The glycaemic index is a measure of the ability of a carbohydrate to affect blood glucose levels. While there are many randomised controlled trials that have examined the relationship between low glycaemic index diets and coronary heart disease, most are of poor methodological quality. There is little evidence from the randomised controlled trials to recommend that healthcare professionals should prescribe low glycaemic index diets for the purpose of improving risk factors for CHD.
There is no evidence from RCTs to show an effect of low GI diets on coronary heart disease. Weak evidence for minor effects on some CHD risk factors was found. Many of the trials identified were short-term, of poor quality and did not have sufficient power to detect clinically important differences. The combined evidence from the studies suggests that any beneficial effect of low glycaemic index diets on CHD and its risk factors is small. There is a need for well designed, adequately powered, randomised controlled studies, of greater than 12 weeks duration to assess the true effects of low glycaemic index diets for CHD.
The glycaemic index (GI) is a physiological measure of the ability of a carbohydrate to affect blood glucose. Interest is growing in the low GI carbohydrate concept for the clinical management of people at risk of, or with established coronary heart disease. There is a need to review the current evidence from randomised controlled trials (RCTs) in this area.
To review evidence from RCTs assessing the relationship between the consumption of low GI diets and the effects on coronary heart disease (CHD) and related risk factors in people who have established CHD or risk factors.
We searched CENTRAL on The Cochrane Library (Issue 2, 2006), MEDLINE (1966 to July 2006), EMBASE (1980 to July 2006) and CINAHL (1982 to July 2006). We checked references and contacted experts in the field. No language restrictions were applied.

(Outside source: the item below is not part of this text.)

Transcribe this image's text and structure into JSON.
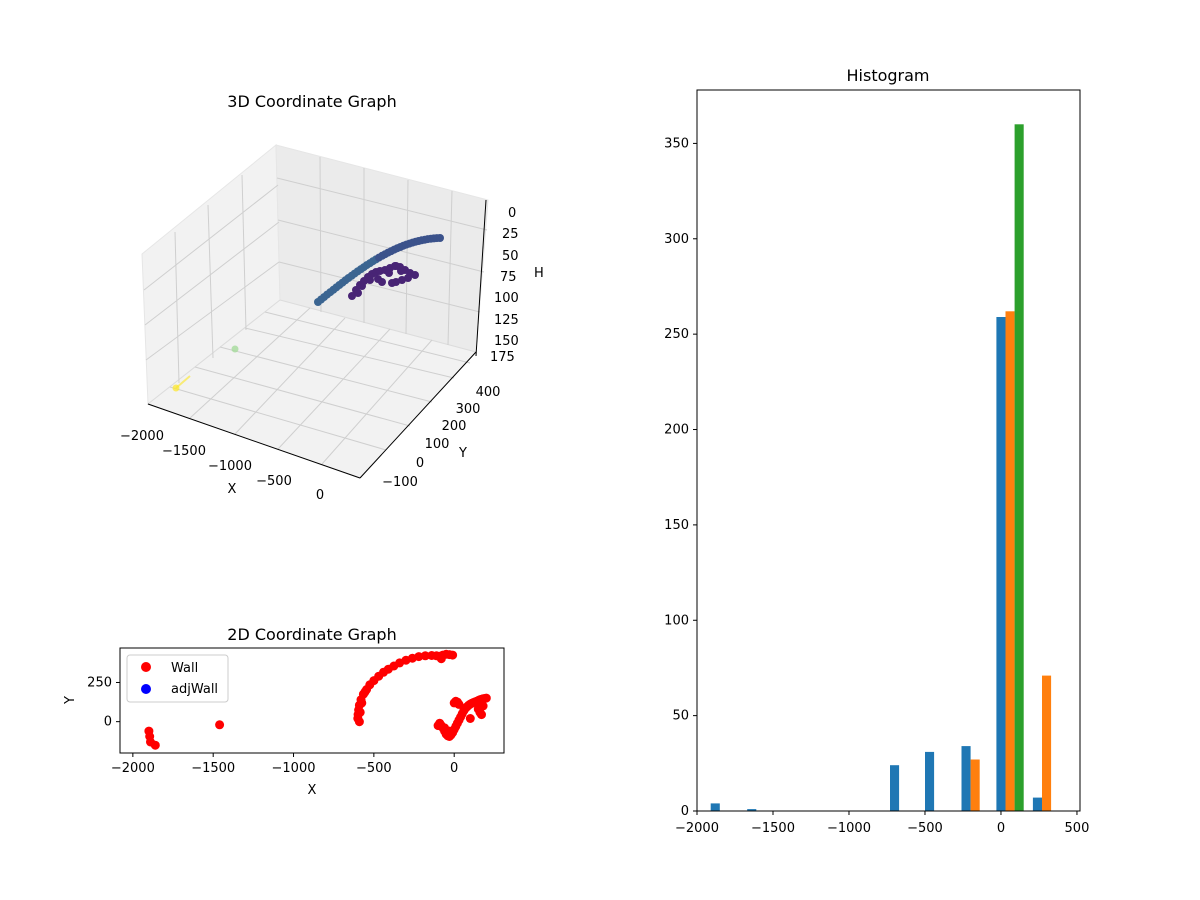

We selected RCTs that assessed the effects of low GI diets, over a minimum of 4 weeks, on CHD and risk factors for CHD. Participants included were adults with at least one major risk factor for CHD e.g. abnormal lipids, diabetes or being overweight or who had previously been diagnosed with CHD.

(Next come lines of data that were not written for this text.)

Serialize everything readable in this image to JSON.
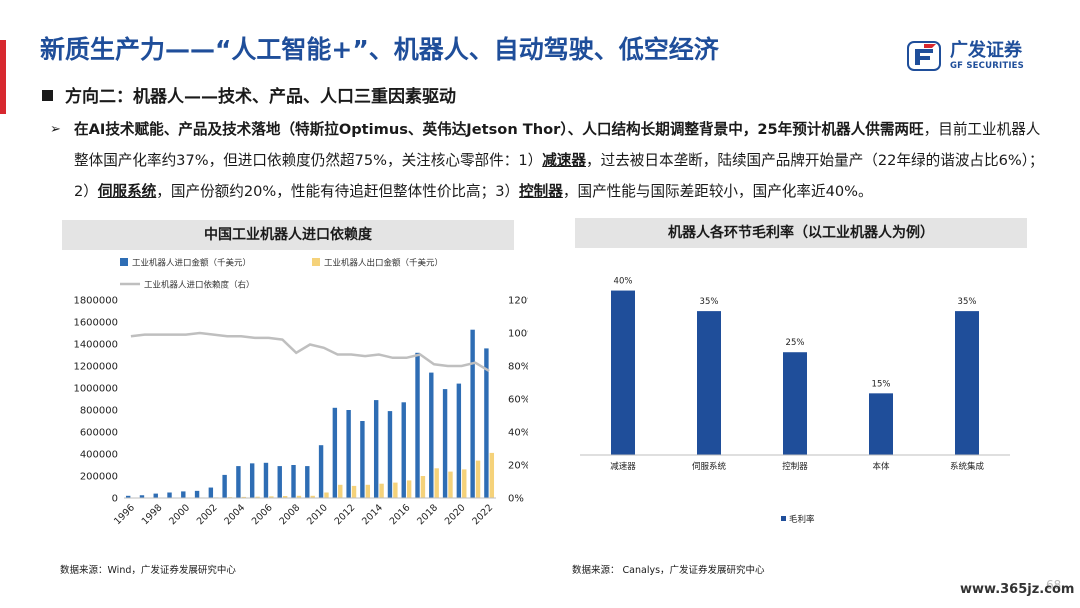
{
  "title": "新质生产力——“人工智能+”、机器人、自动驾驶、低空经济",
  "subtitle": "方向二：机器人——技术、产品、人口三重因素驱动",
  "logo": {
    "cn": "广发证券",
    "en": "GF SECURITIES"
  },
  "paragraph": {
    "bold_intro": "在AI技术赋能、产品及技术落地（特斯拉Optimus、英伟达Jetson Thor）、人口结构长期调整背景中，25年预计机器人供需两旺",
    "text1": "，目前工业机器人整体国产化率约37%，但进口依赖度仍然超75%，关注核心零部件：1）",
    "kw1": "减速器",
    "text2": "，过去被日本垄断，陆续国产品牌开始量产（22年绿的谐波占比6%）；2）",
    "kw2": "伺服系统",
    "text3": "，国产份额约20%，性能有待追赶但整体性价比高；3）",
    "kw3": "控制器",
    "text4": "，国产性能与国际差距较小，国产化率近40%。"
  },
  "left_panel": {
    "header": "中国工业机器人进口依赖度",
    "source": "数据来源：Wind，广发证券发展研究中心"
  },
  "right_panel": {
    "header": "机器人各环节毛利率（以工业机器人为例）",
    "source": "数据来源： Canalys，广发证券发展研究中心"
  },
  "watermark": "www.365jz.com",
  "page_number": "68",
  "colors": {
    "title_blue": "#1f4e9a",
    "import_bar": "#2e6db4",
    "export_bar": "#f5d27a",
    "dependency_line": "#bfbfbf",
    "margin_bar": "#1f4e9a",
    "accent_red": "#d7282f"
  },
  "chart_data": [
    {
      "type": "bar",
      "title": "中国工业机器人进口依赖度",
      "categories": [
        "1996",
        "1997",
        "1998",
        "1999",
        "2000",
        "2001",
        "2002",
        "2003",
        "2004",
        "2005",
        "2006",
        "2007",
        "2008",
        "2009",
        "2010",
        "2011",
        "2012",
        "2013",
        "2014",
        "2015",
        "2016",
        "2017",
        "2018",
        "2019",
        "2020",
        "2021",
        "2022"
      ],
      "x_tick_labels": [
        "1996",
        "1998",
        "2000",
        "2002",
        "2004",
        "2006",
        "2008",
        "2010",
        "2012",
        "2014",
        "2016",
        "2018",
        "2020",
        "2022"
      ],
      "series": [
        {
          "name": "工业机器人进口金额（千美元）",
          "kind": "bar",
          "axis": "left",
          "values": [
            20000,
            25000,
            40000,
            50000,
            60000,
            65000,
            95000,
            210000,
            290000,
            315000,
            320000,
            290000,
            300000,
            290000,
            480000,
            820000,
            800000,
            700000,
            890000,
            790000,
            870000,
            1320000,
            1140000,
            990000,
            1040000,
            1530000,
            1360000
          ]
        },
        {
          "name": "工业机器人出口金额（千美元）",
          "kind": "bar",
          "axis": "left",
          "values": [
            3000,
            3000,
            3000,
            4000,
            5000,
            5000,
            6000,
            8000,
            10000,
            12000,
            15000,
            18000,
            20000,
            20000,
            50000,
            120000,
            110000,
            120000,
            130000,
            140000,
            160000,
            200000,
            270000,
            240000,
            260000,
            340000,
            410000
          ]
        },
        {
          "name": "工业机器人进口依赖度（右）",
          "kind": "line",
          "axis": "right",
          "values": [
            0.98,
            0.99,
            0.99,
            0.99,
            0.99,
            1.0,
            0.99,
            0.98,
            0.98,
            0.97,
            0.97,
            0.96,
            0.88,
            0.93,
            0.91,
            0.87,
            0.87,
            0.86,
            0.87,
            0.85,
            0.85,
            0.87,
            0.81,
            0.8,
            0.8,
            0.82,
            0.77
          ]
        }
      ],
      "y_left": {
        "ylim": [
          0,
          1800000
        ],
        "ticks": [
          "0",
          "200000",
          "400000",
          "600000",
          "800000",
          "1000000",
          "1200000",
          "1400000",
          "1600000",
          "1800000"
        ]
      },
      "y_right": {
        "ylim": [
          0,
          1.2
        ],
        "ticks": [
          "0%",
          "20%",
          "40%",
          "60%",
          "80%",
          "100%",
          "120%"
        ]
      },
      "legend": "top"
    },
    {
      "type": "bar",
      "title": "机器人各环节毛利率（以工业机器人为例）",
      "categories": [
        "减速器",
        "伺服系统",
        "控制器",
        "本体",
        "系统集成"
      ],
      "series": [
        {
          "name": "毛利率",
          "values": [
            0.4,
            0.35,
            0.25,
            0.15,
            0.35
          ]
        }
      ],
      "data_labels": [
        "40%",
        "35%",
        "25%",
        "15%",
        "35%"
      ],
      "ylim": [
        0,
        0.45
      ],
      "legend": "bottom"
    }
  ]
}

Two reviewers independently assessed trial quality and extracted data. Authors of the included studies were contacted for additional information where necessary.
Twenty-one RCTs were included, with a total of 713 participants randomised. No studies were found that reported the effect of low GI diets on CHD mortality or CHD events and morbidity. All 21 included studies report the effect of low GI diets on risk factors for CHD. Meta-analysis detected limited and weak evidence of slightly lower total cholesterol with low glycaemic index diets. However, when only studies on diabetics were included in the analysis, no evidence of an effect on total cholesterol was found. There is little evidence from the combination of studies in meta-analysis that low glycaemic index diets have an effect on LDL cholesterol, HDL cholesterol, triglycerides, glycosylated haemoglobin (HbA1c), fasting glucose or fasting insulin levels. However, the majority of individual studies do report slightly lower levels of glycosylated haemoglobin (HbA1c) with low GI diets.